Breitbart Business Digest: Inflation Slows to a Crawl

(iStock/Getty Images)
iStock/Getty Images

Inflation Slowed More Than Expected

Could this be immaculate disinflation?

The Department of Labor said on Thursday that the producer price index (PPI) rose by just 0.1 percent in June, half of what Wall Street was expecting. On a 12-month basis, the index is up only 0.1 percent. This was the twelfth straight month of decline for the index, which has come down from last June’s 11.3 percent year-over-year figure.

This came a day after the Labor Department said the year-over-year gain in the consumer price index had fallen to three percent, the lowest in over two years. As we expected, President Joe Biden took credit for the decline, calling it “Bidenomics in action.”

And yet the labor market remains very tight. The unemployment rate in June was just 3.6 percent, and employers had 9.8 million open jobs at the end of May.

From the Fed: One and Done?

Wall Street’s reaction has been to significantly discount the chances of a second rate hike after the July Federal Open Market Committee meeting. (A hike at that meeting is assumed to be locked-in.) A week ago, the CME group’s Fed Watch tool indicated a 36 percent chance that we would end the year with a federal funds rate between 5.5 and 5.75 percent, 50 basis points higher than the current target range of five percent to 5.25 percent. By yesterday, the odds had dropped down to 21 percent. On Thursday, they were just 14 percent.

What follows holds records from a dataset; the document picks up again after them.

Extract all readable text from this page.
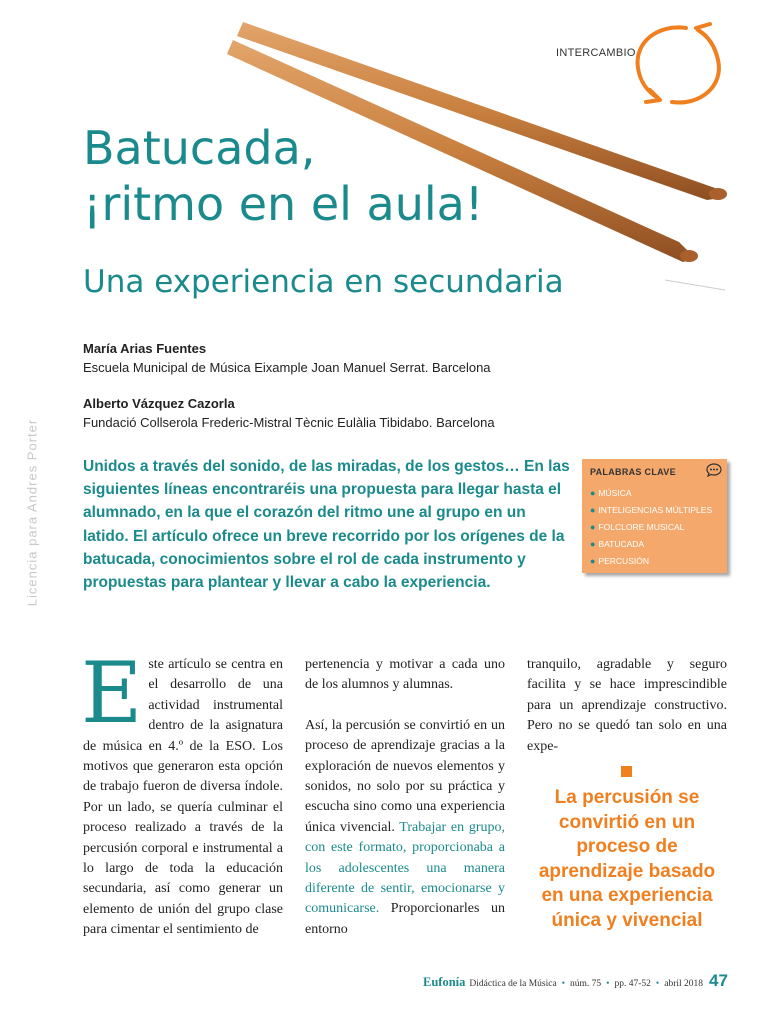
INTERCAMBIO
Batucada,
¡ritmo en el aula!
Una experiencia en secundaria
María Arias Fuentes
Escuela Municipal de Música Eixample Joan Manuel Serrat. Barcelona
Alberto Vázquez Cazorla
Fundació Collserola Frederic-Mistral Tècnic Eulàlia Tibidabo. Barcelona
Licencia para Andres Porter	Unidos a través del sonido, de las miradas, de los gestos… En las siguientes líneas encontraréis una propuesta para llegar hasta el alumnado, en la que el corazón del ritmo une al grupo en un latido. El artículo ofrece un breve recorrido por los orígenes de la batucada, conocimientos sobre el rol de cada instrumento y propuestas para plantear y llevar a cabo la experiencia.
PALABRAS CLAVE
● MÚSICA
● INTELIGENCIAS MÚLTIPLES
● FOLCLORE MUSICAL
● BATUCADA
● PERCUSIÓN
Este artículo se centra en el desarrollo de una actividad instrumental dentro de la asignatura de música en 4.º de la ESO. Los motivos que generaron esta opción de trabajo fueron de diversa índole. Por un lado, se quería culminar el proceso realizado a través de la percusión corporal e instrumental a lo largo de toda la educación secundaria, así como generar un elemento de unión del grupo clase para cimentar el sentimiento de

pertenencia y motivar a cada uno de los alumnos y alumnas.

Así, la percusión se convirtió en un proceso de aprendizaje gracias a la exploración de nuevos elementos y sonidos, no solo por su práctica y escucha sino como una experiencia única vivencial. Trabajar en grupo, con este formato, proporcionaba a los adolescentes una manera diferente de sentir, emocionarse y comunicarse. Proporcionarles un entorno

tranquilo, agradable y seguro facilita y se hace imprescindible para un aprendizaje constructivo. Pero no se quedó tan solo en una expe-
La percusión se convirtió en un proceso de aprendizaje basado en una experiencia única y vivencial
Eufonía Didáctica de la Música • núm. 75 • pp. 47-52 • abril 2018 47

Yet there are reasons to believe that inflation might not be quite as dead as it looks from the headlines or the White House’s tweets. The prices of final demand goods in the producer price index were flat for the month after falling 1.6 percent in May. This may indicate that the benefit from supply chain repairs and a shift in spending away from goods has run its course.

The index for final demand services climbed 0.2 percent, matching the May gain. This too could be an indicator that inflation is getting stuck where it is rather the continuing to trend down.

The year-over-year headline numbers also benefit from the fact that the price surge in June of last year has finally dropped out of the calculation.

There was, however, good news on inflation further up the supply chain. Prices of processed goods for intermediate demand fell 0.6 percent, the fifth consecutive monthly drop. The decline was broad-based, with core processed goods—a measure that excludes food and energy prices—falling 0.4 percent. For the 12 months ended in June, the index for processed goods for intermediate demand fell 9.4 percent, the largest 12-month decline since September 2009.

Margins moved up by 0.2 percent and remain well-above the pre-pandemic trend. It’s likely, however, that these will start to compress as businesses feel pressure to pass on some of the disinflation in intermediate demand goods.

According to Stephen Juneau of Bank of America, the PPI data that flow through to the personal consumption expenditure (PCE) index the Fed uses for its two percent target were more inflationary than the prior month. By Juneau’s calculation, the PPI numbers imply a 0.2 percent month-to-month increase in core PCE inflation and 4.2 percent year-over-year. Headline PCE inflation will likely be up 0.2 percent for the month and three percent for the year.

(iStock/Getty Images)

While the decline in inflation is welcome news, especially given the ongoing strength in the labor market, many Americans may not feel much relief. Take the price of groceries. The consumer price index for “food at home” was flat in June. But over the past year, prices are up 4.7 percent, and over the past two-years they are up 16.9 percent. Prices of food away from home—dining out—are up 15.9 percent over the two-year window. As a result, American families are still experiencing sticker shock at meal times.

We still think it is unlikely that inflation will come down to two percent without a sizable increase in unemployment, but this week’s reports make the “soft landing” scenario less unlikely.